You can here an all-too-brief clip from it here.
**********
It must be said in all fairness that Junkin, Cutler and
Touré had all reached a ripe old age. The same could hardly be
said of the man news of whose death reached me via e-mail from my
friend Susan in Minneapolis just an hour or so ago.
Kirby
Puckett was a legend in modern baseball. A kid from the housing
projects of Chicago, he was drafted by the Minnesota
Twins in 1982, and became a regular in the team within two years.
He played for no other team in a twelve-year career which was shortened
by becoming blind in one eye through glaucoma in 1996.
During that time, he became one of the greatest ever Twins, and
still leads the club for hits, doubles, total bases, at-bats and runs.

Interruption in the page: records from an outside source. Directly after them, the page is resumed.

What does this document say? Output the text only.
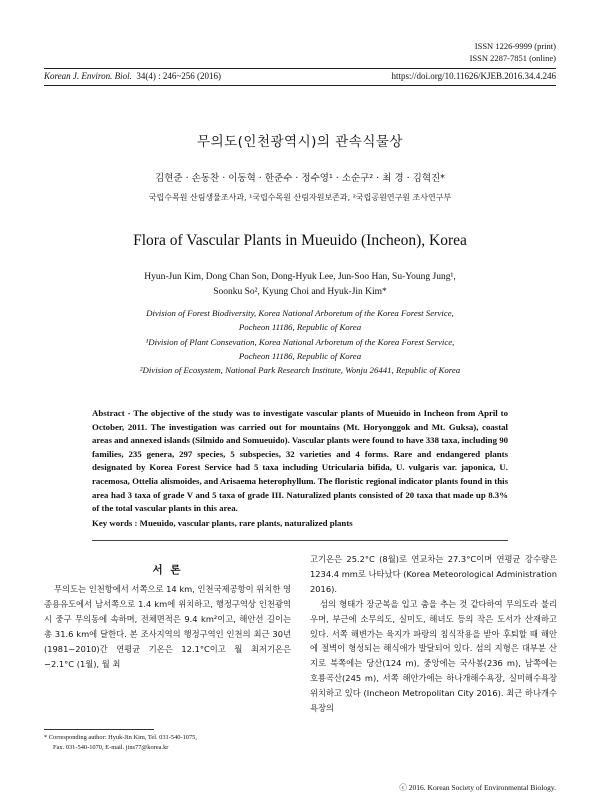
ISSN 1226-9999 (print)
ISSN 2287-7851 (online)
Korean J. Environ. Biol. 34(4) : 246~256 (2016)	https://doi.org/10.11626/KJEB.2016.34.4.246
무의도(인천광역시)의 관속식물상
김현준 · 손동찬 · 이동혁 · 한준수 · 정수영¹ · 소순구² · 최 경 · 김혁진*
국립수목원 산림생물조사과, ¹국립수목원 산림자원보존과, ²국립공원연구원 조사연구부
Flora of Vascular Plants in Mueuido (Incheon), Korea
Hyun-Jun Kim, Dong Chan Son, Dong-Hyuk Lee, Jun-Soo Han, Su-Young Jung¹,
Soonku So², Kyung Choi and Hyuk-Jin Kim*
Division of Forest Biodiversity, Korea National Arboretum of the Korea Forest Service,
Pocheon 11186, Republic of Korea
¹Division of Plant Consevation, Korea National Arboretum of the Korea Forest Service,
Pocheon 11186, Republic of Korea
²Division of Ecosystem, National Park Research Institute, Wonju 26441, Republic of Korea
Abstract - The objective of the study was to investigate vascular plants of Mueuido in Incheon from April to October, 2011. The investigation was carried out for mountains (Mt. Horyonggok and Mt. Guksa), coastal areas and annexed islands (Silmido and Somueuido). Vascular plants were found to have 338 taxa, including 90 families, 235 genera, 297 species, 5 subspecies, 32 varieties and 4 forms. Rare and endangered plants designated by Korea Forest Service had 5 taxa including Utricularia bifida, U. vulgaris var. japonica, U. racemosa, Ottelia alismoides, and Arisaema heterophyllum. The floristic regional indicator plants found in this area had 3 taxa of grade V and 5 taxa of grade III. Naturalized plants consisted of 20 taxa that made up 8.3% of the total vascular plants in this area.
Key words : Mueuido, vascular plants, rare plants, naturalized plants
서 론

무의도는 인천항에서 서쪽으로 14 km, 인천국제공항이 위치한 영종용유도에서 남서쪽으로 1.4 km에 위치하고, 행정구역상 인천광역시 중구 무의동에 속하며, 전체면적은 9.4 km²이고, 해안선 길이는 총 31.6 km에 달한다. 본 조사지역의 행정구역인 인천의 최근 30년(1981~2010)간 연평균 기온은 12.1°C이고 월 최저기온은 −2.1°C (1월), 월 최

고기온은 25.2°C (8월)로 연교차는 27.3°C이며 연평균 강수량은 1234.4 mm로 나타났다 (Korea Meteorological Administration 2016).

섬의 형태가 장군복을 입고 춤을 추는 것 같다하여 무의도라 불리우며, 부근에 소무의도, 실미도, 해녀도 등의 작은 도서가 산재하고 있다. 서쪽 해변가는 육지가 파랑의 침식작용을 받아 후퇴할 때 해안에 절벽이 형성되는 해식애가 발달되어 있다. 섬의 지형은 대부분 산지로 북쪽에는 당산(124 m), 중앙에는 국사봉(236 m), 남쪽에는 호룡곡산(245 m), 서쪽 해안가에는 하나개해수욕장, 실미해수욕장 위치하고 있다 (Incheon Metropolitan City 2016). 최근 하나개수욕장의

* Corresponding author: Hyuk-Jin Kim, Tel. 031-540-1075,
Fax. 031-540-1070, E-mail. jins77@korea.kr
ⓒ 2016. Korean Society of Environmental Biology.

He helped the Twins to two World Series and they won them both, in 1987
and 1991.
I'd got into baseball in the summer of 1987, through lying awake at
night listening to broadcasts of the game via the Armed Forces Network
broadcasting out of (West) Germany. After a few weeks of this, which
had started out as simply a case of wanting something to listen to at
that hour, I became hooked on the game. When I felt that I had to pick
a team to follow, because of Susan (although we'd lost touch at that
point), it really couldn't be any other than the Twins. Not bad timing,
as the Twins went all the way to The Big Show that year, and took the
title in a thrilling seven-game series against St.Louis.

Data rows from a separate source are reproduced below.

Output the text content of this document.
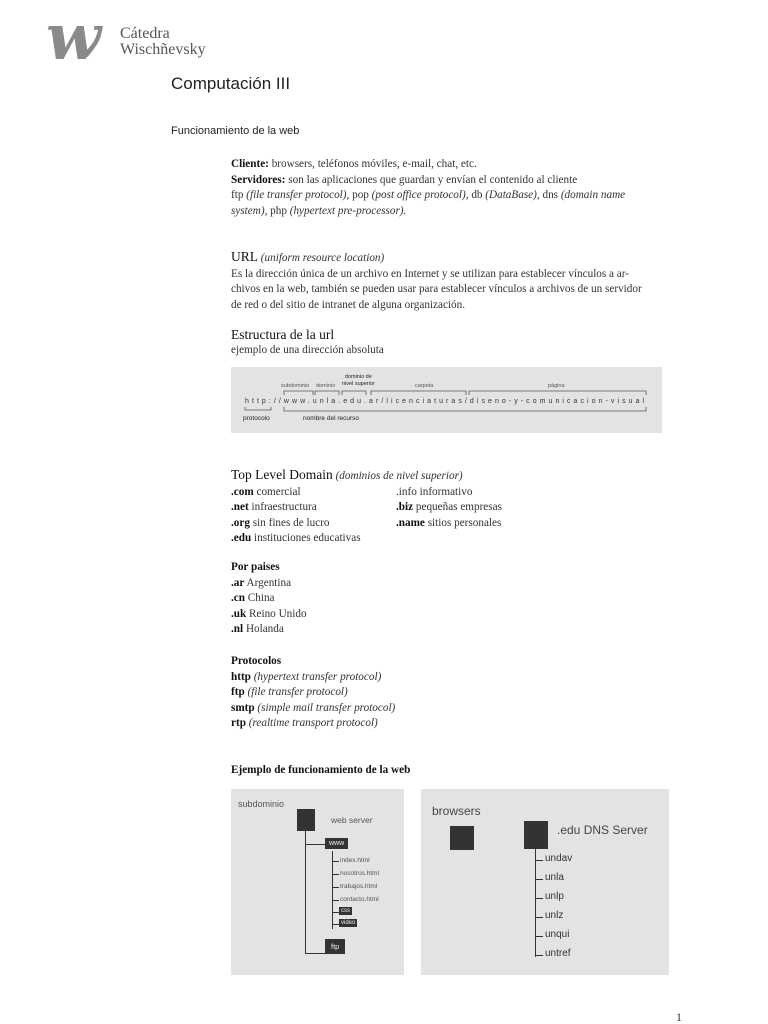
w Cátedra
Wischñevsky
Computación III
Funcionamiento de la web
Cliente: browsers, teléfonos móviles, e-mail, chat, etc.
Servidores: son las aplicaciones que guardan y envían el contenido al cliente
ftp (file transfer protocol), pop (post office protocol), db (DataBase), dns (domain name
system), php (hypertext pre-processor).
URL (uniform resource location)
Es la dirección única de un archivo en Internet y se utilizan para establecer vínculos a ar-
chivos en la web, también se pueden usar para establecer vínculos a archivos de un servidor
de red o del sitio de intranet de alguna organización.
Estructura de la url
ejemplo de una dirección absoluta
subdominio dominio
dominio de
nivel superior	carpeta	página
http://www.unla.edu.ar/licenciaturas/diseno-y-comunicacion-visual
protocolo	nombre del recurso
Top Level Domain (dominios de nivel superior)
.com comercial	.info informativo
.net infraestructura	.biz pequeñas empresas
.org sin fines de lucro	.name sitios personales
.edu instituciones educativas
Por paises
.ar Argentina
.cn China
.uk Reino Unido
.nl Holanda
Protocolos
http (hypertext transfer protocol)
ftp (file transfer protocol)
smtp (simple mail transfer protocol)
rtp (realtime transport protocol)
Ejemplo de funcionamiento de la web
subdominio
web server
www
index.html
nosotros.html
trabajos.html
contacto.html
css
video
ftp
browsers
.edu DNS Server
undav
unla
unlp
unlz
unqui
untref
1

Four years later, and there they were again. And there was Kirby
Puckett again. In a World Series for the ages against Atlanta, the
Twins came into Game 6 trailing. Before the game, Puckett said to his
team, "Get on my back - I'll carry you".
In the bottom of the eleventh inning, with the score tied 3-3,
Kirby came to the plate. After taking a few pitches (unusual for a man
who said of himself, "I never saw a pitch I didn't like"), the
Braves' pitcher hung one up. Seconds later, the ball was flying over
the wall in left center field. Yes, there would be a Game
Seven. In a series for the ages, there would be a game for the
ages; a nail-biting, nerve-shredding pitching duel, with Jack Morris
pitching ten shut-out innings before Gene Larkin's single to left
brought the winning run home. But, as I lay there in my bed, at about
4.30 on a chilly October morning, weeping for joy, I knew it was Kirby
who had got them there. And as I sit here now, trying hard not to weep
for a different reason (and not entirely succeeding), I recall that it
was Kirby Puckett, the enthusiastic, the stylish, the committed, who
helped make me a baseball fan.
And I'm grateful, Kirby. Very grateful. Thanks for the good times.